I researched the sport the next morning and begged my parents to let me try it out. The idea was shut down almost immediately because it is a very expensive sport to start out and stay in. A few years later, I found out that my high school had a free fencing club. Under my coach’s approval, after a few weeks, I was given the green light to do a trial-run at a fencing club because he felt that I had some potential. The summer before sophomore year of high school, I did a week-long summer camp at Fencers Club and won the tournament held at the end of that week. The man who ran the camp became my coach (and still is), and the rest is history.

When you're not competing or studying, what do you like to do?

I love to walk around in parks or sit in quiet, sunny spots outdoors, sometimes doodling or listening to music. Fencing is an indoor sport that’s usually held in a basement or warehouse, so I always find myself itching to get into the sun whenever possible, even if it’s cold outside. Many times I have parked myself in a parka on Low steps trying to get whatever bit of sunlight I can. Additionally, if I have time, I love to visit zoos, especially Prospect Park Zoo back home in Brooklyn, which I know like the back of my hand.

Why did you chose to major in neuroscience and behavior?

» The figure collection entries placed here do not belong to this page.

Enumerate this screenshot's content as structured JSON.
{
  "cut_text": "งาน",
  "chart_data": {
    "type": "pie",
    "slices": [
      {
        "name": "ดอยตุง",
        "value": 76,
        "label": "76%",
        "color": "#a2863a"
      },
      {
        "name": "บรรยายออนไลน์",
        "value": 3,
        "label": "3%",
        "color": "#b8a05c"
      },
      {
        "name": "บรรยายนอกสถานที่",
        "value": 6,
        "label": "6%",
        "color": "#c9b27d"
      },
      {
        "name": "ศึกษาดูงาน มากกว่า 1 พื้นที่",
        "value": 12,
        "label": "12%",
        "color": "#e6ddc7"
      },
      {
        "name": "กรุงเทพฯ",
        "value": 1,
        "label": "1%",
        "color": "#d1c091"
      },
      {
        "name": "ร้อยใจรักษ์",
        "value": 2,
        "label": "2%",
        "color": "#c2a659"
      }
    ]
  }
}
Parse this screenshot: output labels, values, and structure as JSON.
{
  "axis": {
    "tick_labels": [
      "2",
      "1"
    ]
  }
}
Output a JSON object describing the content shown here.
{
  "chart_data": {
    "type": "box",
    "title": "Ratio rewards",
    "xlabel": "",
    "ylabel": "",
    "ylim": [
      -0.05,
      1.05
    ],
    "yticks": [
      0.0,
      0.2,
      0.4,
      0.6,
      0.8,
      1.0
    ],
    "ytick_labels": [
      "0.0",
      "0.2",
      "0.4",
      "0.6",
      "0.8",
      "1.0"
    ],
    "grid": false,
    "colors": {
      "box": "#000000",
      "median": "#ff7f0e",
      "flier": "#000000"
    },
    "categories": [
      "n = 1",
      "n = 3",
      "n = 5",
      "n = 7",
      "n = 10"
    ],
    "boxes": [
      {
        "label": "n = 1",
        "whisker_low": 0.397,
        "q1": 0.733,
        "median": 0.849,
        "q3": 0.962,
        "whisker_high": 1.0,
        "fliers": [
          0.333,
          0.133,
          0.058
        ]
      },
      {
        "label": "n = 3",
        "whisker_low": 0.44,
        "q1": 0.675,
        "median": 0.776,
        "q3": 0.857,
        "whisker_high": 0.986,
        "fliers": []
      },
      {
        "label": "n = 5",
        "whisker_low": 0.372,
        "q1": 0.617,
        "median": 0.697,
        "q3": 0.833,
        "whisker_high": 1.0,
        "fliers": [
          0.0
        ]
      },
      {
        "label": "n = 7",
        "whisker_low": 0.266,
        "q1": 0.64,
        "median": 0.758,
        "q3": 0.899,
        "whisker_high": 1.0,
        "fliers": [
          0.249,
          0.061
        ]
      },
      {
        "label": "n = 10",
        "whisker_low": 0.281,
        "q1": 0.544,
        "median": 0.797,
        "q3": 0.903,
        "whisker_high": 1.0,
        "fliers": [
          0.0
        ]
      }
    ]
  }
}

When I transferred from Fordham University, most of my credits transferred into the major and I appreciated the attention that came from the small, but increasingly blossoming, department. It also helped that I found myself looking forward to the classes required for the major, no matter how rough any given semester may have seemed.

What are your plans after graduation?

I’m still figuring out my plans for after graduation, but I would like to take time off to work in my field (most likely a laboratory) before considering graduate school or a post-baccalaureate program. As for fencing, I will continue training and competing on the US and, hopefully, the international circuit!